Recently, the BBC posted a horrific story of the abuse of pygmies in Congo-Brazzaville. It recalls nothing so much as the imprisonment of Ota Benga in the Bronx Zoo, where this photo was taken by the Wildlife Conservation Society in 1906.
Ota Benga in the monkey enclosure at the Bronx Zoo 1906

http://news.bbc.co.uk/2/hi/africa/6898241.stm

Pygmy artists housed in Congo zoo

image of pygmy family and tent

Human rights activists have criticised the organisers of a music festival in the Republic of Congo for housing pygmy musicians in a tent at a zoo.

Other artists at the Festival of Pan-African Music (Fespam) are staying in hotels in the capital, Brazzaville.

The organisers say the grounds of Brazzaville zoo are closer to the pygmies’ natural habitat.

But the pygmy musicians say they had expected to be housed properly while staying in the city.

The Baka pygmy musicians, from the far north of the country, were one of the highlights at the opening ceremony of Fespam on Sunday.

It is the fifth year they have performed at the festival and previously they have been treated the same as other guests.

But this year the group of 20, including 10 women and a three-month-old baby, were given one tent to share in the city’s zoo.

A spokeswoman for Fespam said the decision was made in consultation with the Forestry Ministry, so that the pygmies would not be cut off from their “natural environment”.

But the group themselves are not happy.

Activists say the pygmies are being treated like zoo exhibits

“It’s not good for men, women and children to all be in this one tent.

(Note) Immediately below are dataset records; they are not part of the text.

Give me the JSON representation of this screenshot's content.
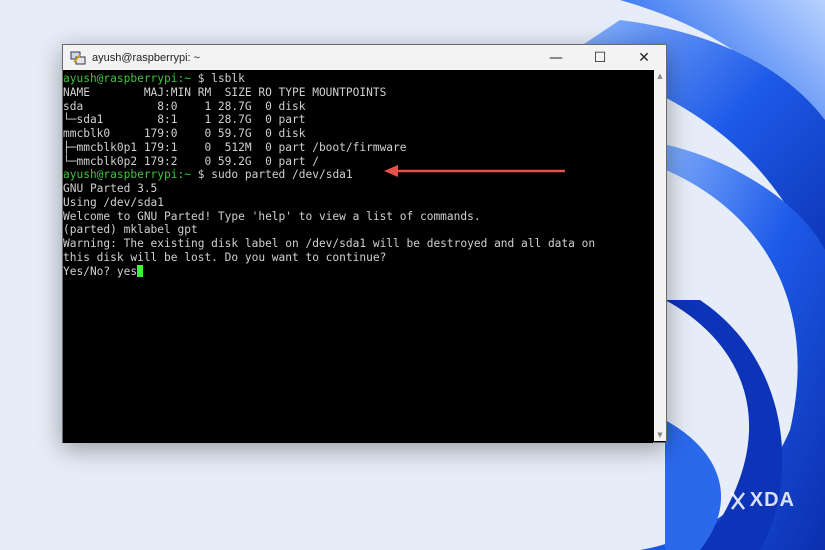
{
  "window": {
    "title": "ayush@raspberrypi: ~",
    "controls": {
      "minimize": "—",
      "maximize": "☐",
      "close": "✕"
    }
  },
  "terminal": {
    "lines": [
      {
        "prompt": "ayush@raspberrypi:~",
        "sep": " $ ",
        "cmd": "lsblk"
      },
      {
        "text": "NAME        MAJ:MIN RM  SIZE RO TYPE MOUNTPOINTS"
      },
      {
        "text": "sda           8:0    1 28.7G  0 disk"
      },
      {
        "text": "└─sda1        8:1    1 28.7G  0 part"
      },
      {
        "text": "mmcblk0     179:0    0 59.7G  0 disk"
      },
      {
        "text": "├─mmcblk0p1 179:1    0  512M  0 part /boot/firmware"
      },
      {
        "text": "└─mmcblk0p2 179:2    0 59.2G  0 part /"
      },
      {
        "prompt": "ayush@raspberrypi:~",
        "sep": " $ ",
        "cmd": "sudo parted /dev/sda1"
      },
      {
        "text": "GNU Parted 3.5"
      },
      {
        "text": "Using /dev/sda1"
      },
      {
        "text": "Welcome to GNU Parted! Type 'help' to view a list of commands."
      },
      {
        "text": "(parted) mklabel gpt"
      },
      {
        "text": "Warning: The existing disk label on /dev/sda1 will be destroyed and all data on"
      },
      {
        "text": "this disk will be lost. Do you want to continue?"
      },
      {
        "text": "Yes/No? yes",
        "cursor": true
      }
    ]
  },
  "annotation": {
    "arrow_color": "#e8514a"
  },
  "watermark": {
    "text": "XDA"
  },
  "colors": {
    "prompt": "#3ec33e",
    "cursor": "#3df23d",
    "terminal_bg": "#000000",
    "text": "#d0d0d0"
  }
}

We need some space,” dancer and musician David Motambo told the BBC.

“We can’t live here where there are so many mosquitoes. Here in the city we can’t stay in the forest.”

Roger Bouka Owoko from the Congolese Observatory of Human Rights said the pygmies were having to collect firewood in the zoo to cook their food, and were being stared at and filmed by tourists and passers-by.

A BBC correspondent says indigenous forest communities are among the most marginalised groups in Africa and are regularly regarded by their neighbours as less than human.

“It’s clear that it’s a situation like we saw in earlier centuries, where people put pygmies in zoos to dance or to create a spectacle. They were treated the same as zoo animals and I think that we have a similar situation today,” said Mr Owoko.

Government officials say they are seeking to have the group relocated to a hotel.